Here’s a table of the altitude of the “Full Moon” when due south. Remember the times in this table don’t match the exact time of the Full Moon, but instead have been chosen as the closest in time to that instant, and so have be labelled “Full Moon” (in quotes).

 Month Date of Full Moon Time of Full Moon (UT) Time/Date of “Full Moon” due S Time from/since instant of Full Moon Altitude due S (degrees)** June 2011 15 June 2014* 0127BST 16 June 2011 +4h13m 10° 05′ July 2011 15 July 0640* 0012BST 15 July 2011 -7h28m 10° 24′ August 2011 13 August 1857* 0126BST 14 August 2011 +5h27m 19° 19′ September 2011 12 September 0927* 0049BST 12 September 2011 -9h38m 31° 49′ October 2011 12 October 0206* 0053BST 12 October 2011 -1h13m 44° 16′ November 2011 10 November 2016 0005GMT 11 November 2011 -3h49m 53° 24′ December 2011 10 December 1436 0030GMT 11 December 2011 +9h54m 56° 03′ January 2012 09 January 0730 0006GMT 09 January 2012 -7h24m 53° 36′ February 2012 07 February 2154 0031GMT 08 February 2012 +2h37m 43° 47′ March 2012 08 March 0939 0000GMT 08 March 2012 -9h39m 35° 37′ April 2012 06 April 1919* 0145BST 07 April 2012 +5h26m 21° 45′ May 2012 06 May 0335* 0102BST 06 May 2012 -3h33m 15° 20′ June 2012 04 June 1112* 0047BST 04 June 2012 -11h25m 11° 49′

* UK observers should add on one hour for BST
** The altitude here is based on my observing location in Glasgow, Scotland. You can find out how to work out how high these altitudes are here.

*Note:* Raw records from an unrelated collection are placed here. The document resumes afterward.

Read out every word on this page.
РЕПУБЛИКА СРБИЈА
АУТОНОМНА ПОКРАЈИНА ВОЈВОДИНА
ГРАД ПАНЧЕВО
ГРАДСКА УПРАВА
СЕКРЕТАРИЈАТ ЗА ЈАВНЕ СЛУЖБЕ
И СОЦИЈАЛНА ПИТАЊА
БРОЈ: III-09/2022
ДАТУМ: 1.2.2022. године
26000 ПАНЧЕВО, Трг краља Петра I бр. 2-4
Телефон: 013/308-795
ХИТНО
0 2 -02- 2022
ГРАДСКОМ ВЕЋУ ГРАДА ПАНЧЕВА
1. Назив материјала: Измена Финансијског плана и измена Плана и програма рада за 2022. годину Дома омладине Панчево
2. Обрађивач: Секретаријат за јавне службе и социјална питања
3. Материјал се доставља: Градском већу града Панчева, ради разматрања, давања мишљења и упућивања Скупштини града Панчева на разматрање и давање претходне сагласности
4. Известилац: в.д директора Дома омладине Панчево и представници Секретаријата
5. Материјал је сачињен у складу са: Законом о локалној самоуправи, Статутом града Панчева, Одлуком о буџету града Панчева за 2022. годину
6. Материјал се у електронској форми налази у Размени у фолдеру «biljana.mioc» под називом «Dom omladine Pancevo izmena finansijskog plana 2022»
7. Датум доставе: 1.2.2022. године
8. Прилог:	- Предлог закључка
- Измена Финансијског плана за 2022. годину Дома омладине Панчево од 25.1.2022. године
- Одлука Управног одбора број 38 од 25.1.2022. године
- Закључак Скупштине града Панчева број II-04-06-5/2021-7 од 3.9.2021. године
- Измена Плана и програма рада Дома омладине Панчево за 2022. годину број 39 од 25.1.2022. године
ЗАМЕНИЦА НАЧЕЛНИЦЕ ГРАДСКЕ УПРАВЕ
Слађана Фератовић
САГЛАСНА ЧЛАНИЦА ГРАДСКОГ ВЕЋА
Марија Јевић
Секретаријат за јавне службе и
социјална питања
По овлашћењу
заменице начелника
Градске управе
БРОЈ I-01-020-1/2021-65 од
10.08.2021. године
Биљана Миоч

As you can see from this table, the highest “Full Moon” due S this year occurs at 0030 on 11 December 2011, when the Moon will be over 56° above the southern horizon (approximately the height of the midsummer mid-day Sun which culminates at 57°34′).

Compare this to the “Full Moon” this month, just after the eclipse, in the morning of 16 June, when the Moon barely grazes 10° above the horizon, and you can see just how low the midsummer Full Moon can be.

In fact the closeness of summer “Full Moons” to the horizon means that this is an ideal time of year to try and observe the Moon Illusion.